Last week I was in London. The occasion was a huge and very splendid party being given at the British Library by HH Lalla Joumala, the Moroccan Ambassador, to celebrate the 800th anniversary of Anglo-Moroccan relations. King John evidently sent a couple of dips to the Sultan’s court in 1213 to ask for help vis-à-vis the revolting English barons, and is supposed to have offered to become a Muslim in return. The latter, in particular, sounds a little unlikely, in the year before he persuaded the Pope to lift the Bull of Interdiction (which had, in the immortal words of 1066 and All That forbidden anyone to be born, to be married or to die in England for the previous three years). But if all this was so – and assuming that Sultan Mohammed Ennacer gave King John the bum’s rush – Morocco was partly responsible for Magna Carta. (Thank you, Morocco!) Anyway, there was a splendid party in London, and many old friends, as well of course as le tout Maroc: an astonishing turn out of cultural figures, politicians and diplomats (my RAM flight from Casablanca the previous day was awash with the mighty); and most of Britain’s friends of Morocco were there too.
The reception gave me a focus for reflecting on the change that I have seen in Morocco’s cultural orientation in the three and a half years I have been here. When I went for my briefing meetings with British academics and journalists in 2010, before I first came to Morocco, I heard much about the increasing appetite for English, the growing frustration with the limitations of la francophonie – but also much about Britain’s odd diffidence towards the chasse gardée of French North Africa and its odd and longstanding reluctance to engage fully with Morocco, Algeria and Tunisia, which remained very French in their orientation.
That has begun very noticeably to change. I have watched the relentless progress not just of the English language, but of a re-orientation in a much larger frame, spurred on by the deep social changes that broke surface across North Africa in the spring of 2011. The appetite for English is certainly growing fast. The appetite too for English education is swelling – Moroccan applications to British universities are very substantially up, always to the dozen or so best universities. We are beginning to see recruitment visits from some of them, too: Warwick and King’s College London have both been in Morocco in recent weeks. And by the same token, research links are growing with top English universities – Imperial (where a joint postdoc research seminar with the Mohammedia Engineering School, on ‘Big Data,’ opens on February 17th), Bath, Cambridge (where an agreement for research workshops and exchanges is bedding down after 18 months).
Coupled with the drive for English in research (as the Minister for Higher Education put it recently: without English a researcher is illiterate), and for English in schools, where the British Council is advising on the development of an English language baccalaureate option, this all indicates a sea-change in Morocco’s cultural orientation.
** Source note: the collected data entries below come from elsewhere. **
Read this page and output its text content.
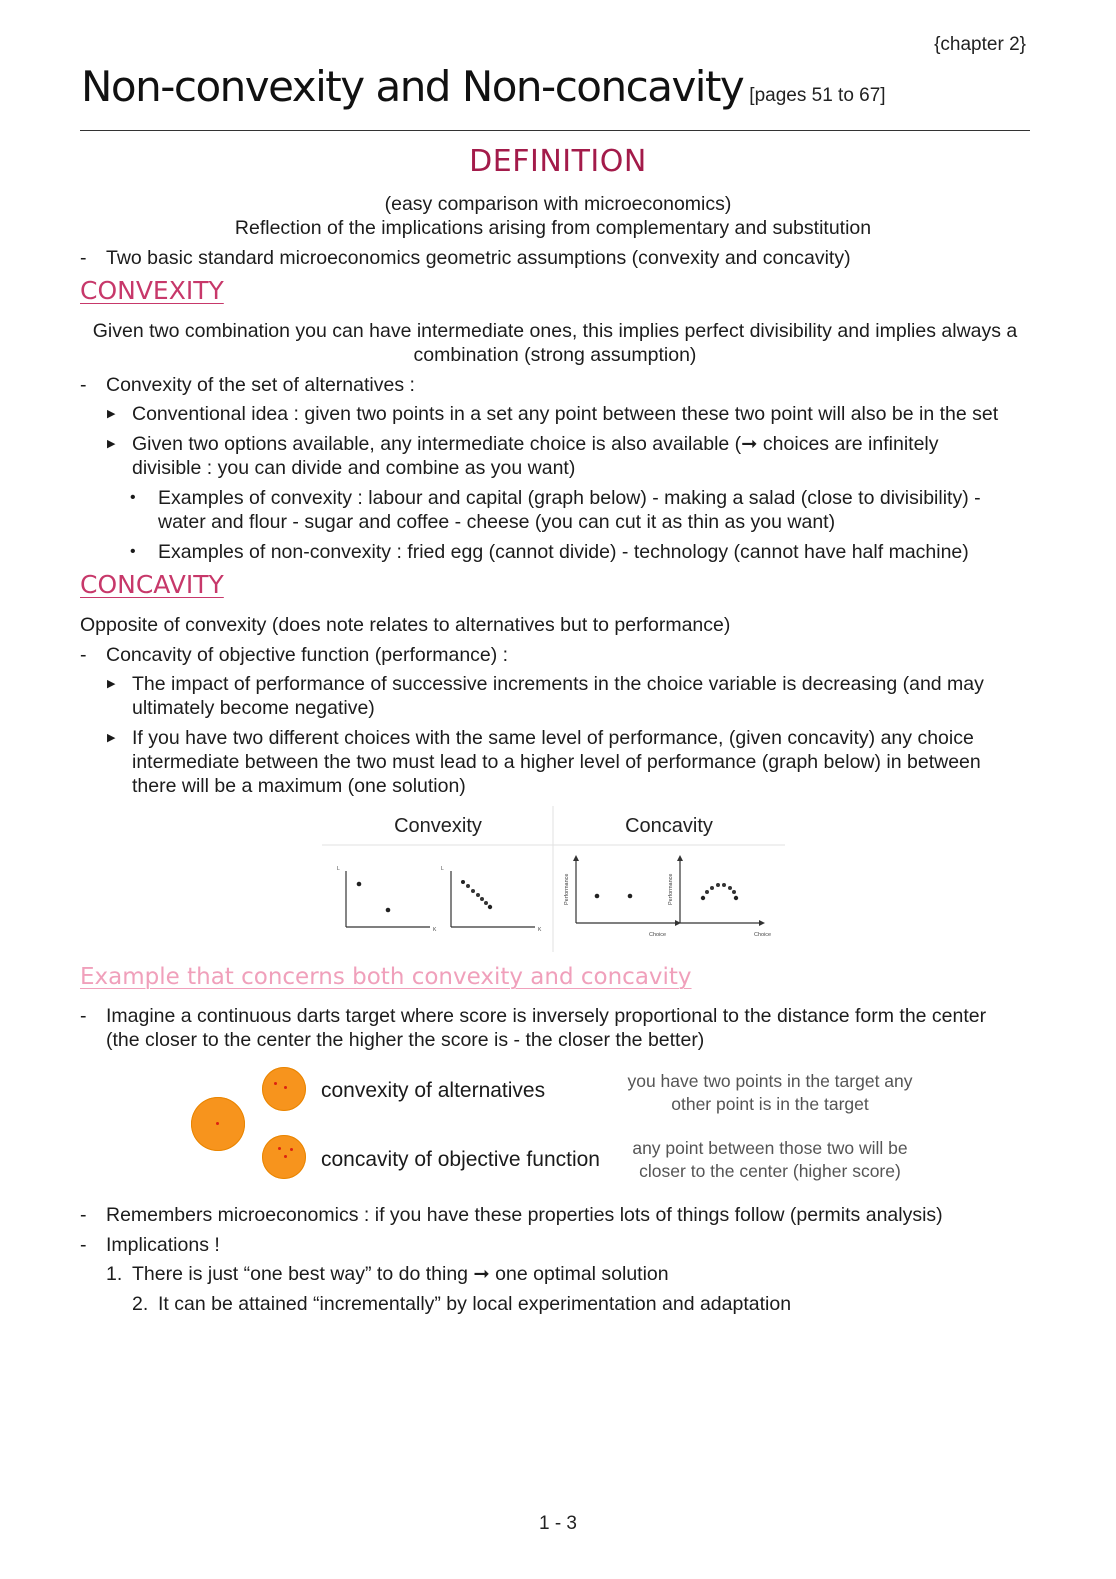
{chapter 2}
Non-convexity and Non-concavity [pages 51 to 67]
DEFINITION
(easy comparison with microeconomics)
Reflection of the implications arising from complementary and substitution
- Two basic standard microeconomics geometric assumptions (convexity and concavity)
CONVEXITY
Given two combination you can have intermediate ones, this implies perfect divisibility and implies always a
combination (strong assumption)
- Convexity of the set of alternatives :
▶ Conventional idea : given two points in a set any point between these two point will also be in the set
▶ Given two options available, any intermediate choice is also available (➞ choices are infinitely
divisible : you can divide and combine as you want)
• Examples of convexity : labour and capital (graph below) - making a salad (close to divisibility) -
water and flour - sugar and coffee - cheese (you can cut it as thin as you want)
• Examples of non-convexity : fried egg (cannot divide) - technology (cannot have half machine)
CONCAVITY
Opposite of convexity (does note relates to alternatives but to performance)
- Concavity of objective function (performance) :
▶ The impact of performance of successive increments in the choice variable is decreasing (and may
ultimately become negative)
▶ If you have two different choices with the same level of performance, (given concavity) any choice
intermediate between the two must lead to a higher level of performance (graph below) in between
there will be a maximum (one solution)
Convexity	Concavity
L
K
L
K
Performance
Choice
Performance
Choice
Example that concerns both convexity and concavity
- Imagine a continuous darts target where score is inversely proportional to the distance form the center
(the closer to the center the higher the score is - the closer the better)
convexity of alternatives
concavity of objective function
you have two points in the target any
other point is in the target
any point between those two will be
closer to the center (higher score)
- Remembers microeconomics : if you have these properties lots of things follow (permits analysis)
- Implications !
1. There is just “one best way” to do thing ➞ one optimal solution
2. It can be attained “incrementally” by local experimentation and adaptation
1 - 3
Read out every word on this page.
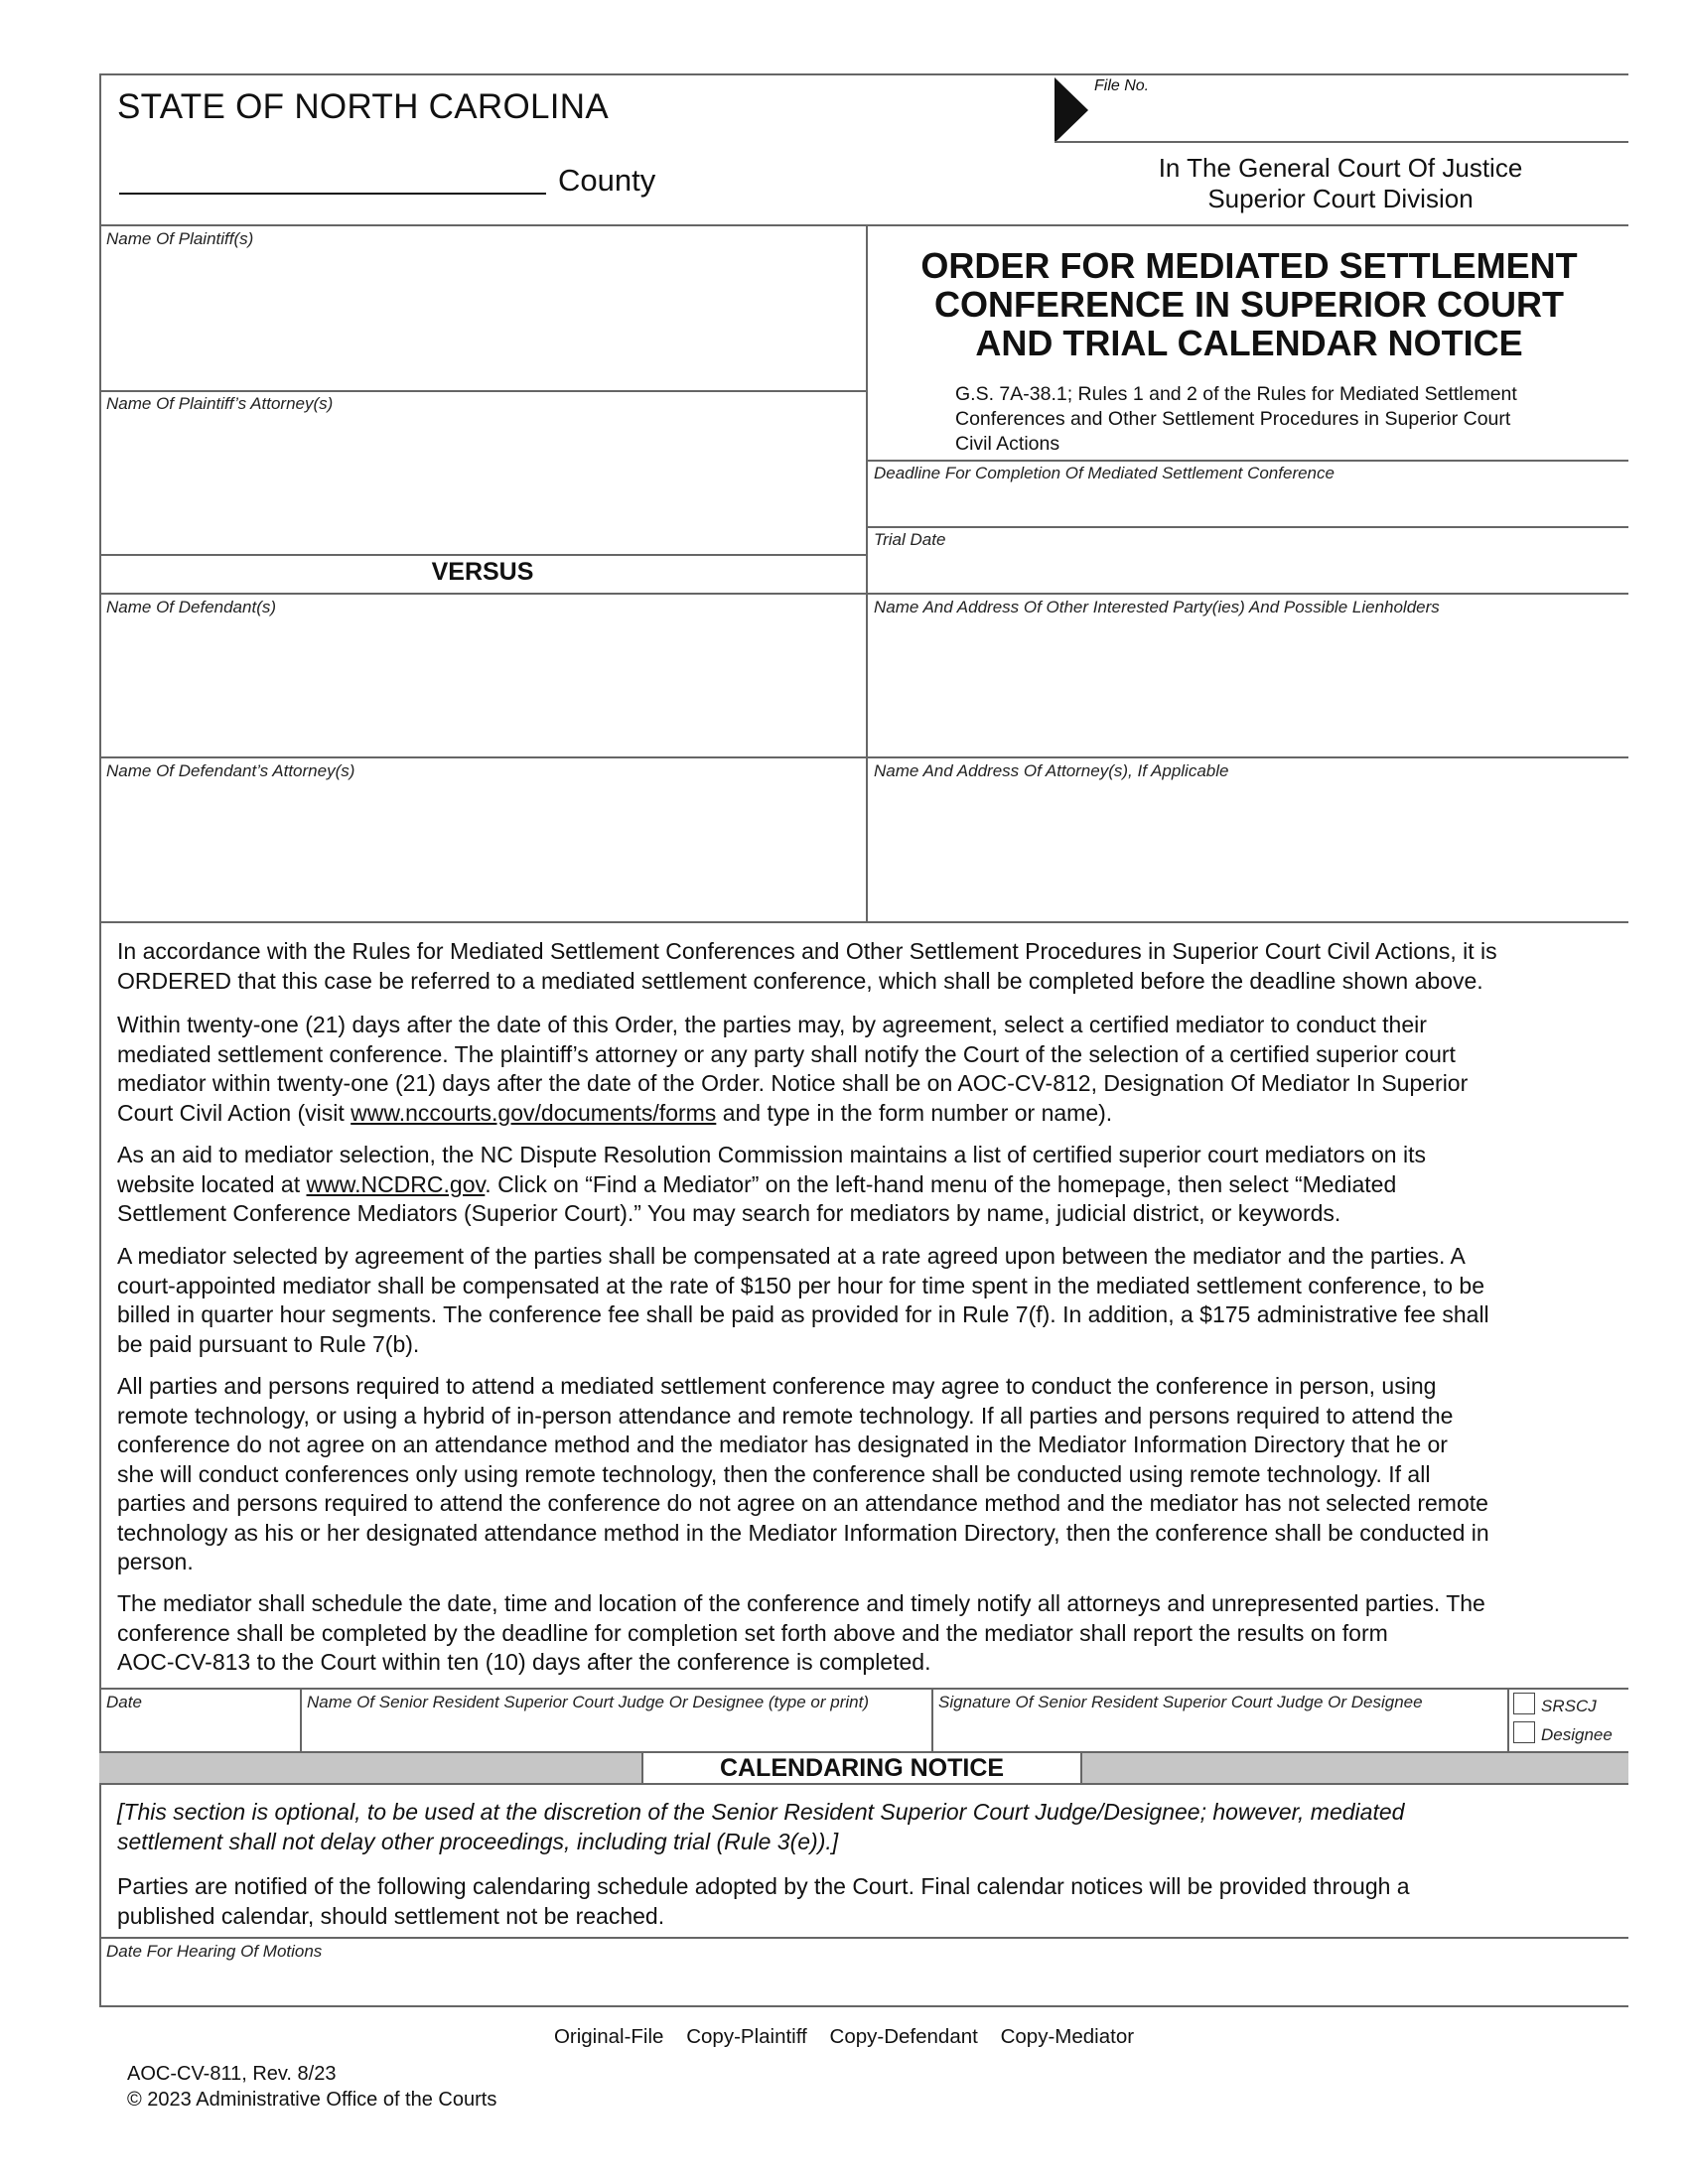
STATE OF NORTH CAROLINA
County
File No.
In The General Court Of Justice
Superior Court Division
Name Of Plaintiff(s)
Name Of Plaintiff’s Attorney(s)
VERSUS
Name Of Defendant(s)
Name Of Defendant’s Attorney(s)
ORDER FOR MEDIATED SETTLEMENT
CONFERENCE IN SUPERIOR COURT
AND TRIAL CALENDAR NOTICE
G.S. 7A-38.1; Rules 1 and 2 of the Rules for Mediated Settlement
Conferences and Other Settlement Procedures in Superior Court
Civil Actions
Deadline For Completion Of Mediated Settlement Conference
Trial Date
Name And Address Of Other Interested Party(ies) And Possible Lienholders
Name And Address Of Attorney(s), If Applicable
In accordance with the Rules for Mediated Settlement Conferences and Other Settlement Procedures in Superior Court Civil Actions, it is
ORDERED that this case be referred to a mediated settlement conference, which shall be completed before the deadline shown above.
Within twenty-one (21) days after the date of this Order, the parties may, by agreement, select a certified mediator to conduct their
mediated settlement conference. The plaintiff’s attorney or any party shall notify the Court of the selection of a certified superior court
mediator within twenty-one (21) days after the date of the Order. Notice shall be on AOC-CV-812, Designation Of Mediator In Superior
Court Civil Action (visit www.nccourts.gov/documents/forms and type in the form number or name).
As an aid to mediator selection, the NC Dispute Resolution Commission maintains a list of certified superior court mediators on its
website located at www.NCDRC.gov. Click on “Find a Mediator” on the left-hand menu of the homepage, then select “Mediated
Settlement Conference Mediators (Superior Court).” You may search for mediators by name, judicial district, or keywords.
A mediator selected by agreement of the parties shall be compensated at a rate agreed upon between the mediator and the parties. A
court-appointed mediator shall be compensated at the rate of $150 per hour for time spent in the mediated settlement conference, to be
billed in quarter hour segments. The conference fee shall be paid as provided for in Rule 7(f). In addition, a $175 administrative fee shall
be paid pursuant to Rule 7(b).
All parties and persons required to attend a mediated settlement conference may agree to conduct the conference in person, using
remote technology, or using a hybrid of in-person attendance and remote technology. If all parties and persons required to attend the
conference do not agree on an attendance method and the mediator has designated in the Mediator Information Directory that he or
she will conduct conferences only using remote technology, then the conference shall be conducted using remote technology. If all
parties and persons required to attend the conference do not agree on an attendance method and the mediator has not selected remote
technology as his or her designated attendance method in the Mediator Information Directory, then the conference shall be conducted in
person.
The mediator shall schedule the date, time and location of the conference and timely notify all attorneys and unrepresented parties. The
conference shall be completed by the deadline for completion set forth above and the mediator shall report the results on form
AOC-CV-813 to the Court within ten (10) days after the conference is completed.
Date	Name Of Senior Resident Superior Court Judge Or Designee (type or print)	Signature Of Senior Resident Superior Court Judge Or Designee	SRSCJ
Designee
CALENDARING NOTICE
[This section is optional, to be used at the discretion of the Senior Resident Superior Court Judge/Designee; however, mediated
settlement shall not delay other proceedings, including trial (Rule 3(e)).]
Parties are notified of the following calendaring schedule adopted by the Court. Final calendar notices will be provided through a
published calendar, should settlement not be reached.
Date For Hearing Of Motions
Original-File    Copy-Plaintiff    Copy-Defendant    Copy-Mediator
AOC-CV-811, Rev. 8/23
© 2023 Administrative Office of the Courts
English is, as one senior fonctionnaire put it to me recently, “La vraie langue du progrès.”
And on the commercial front, the day after the Moroccan party at the British Library, I attended the launch of the new Moroccan-British Business Leaders’ Forum. Chaired jointly by Lord Sharman of Redlynch, the Prime Minister’s Trade Envoy to Morocco, and Mustapha Terrab of OCP, this is another symbol of changing times, and will focus on key areas like education, energy and finance as it develops stronger links between the two countries. Britain, intimately close to Morocco for the 400, if perhaps not quite all the 700, years before the First World War is beginning to reassert its friendship in a new and very appropriate way.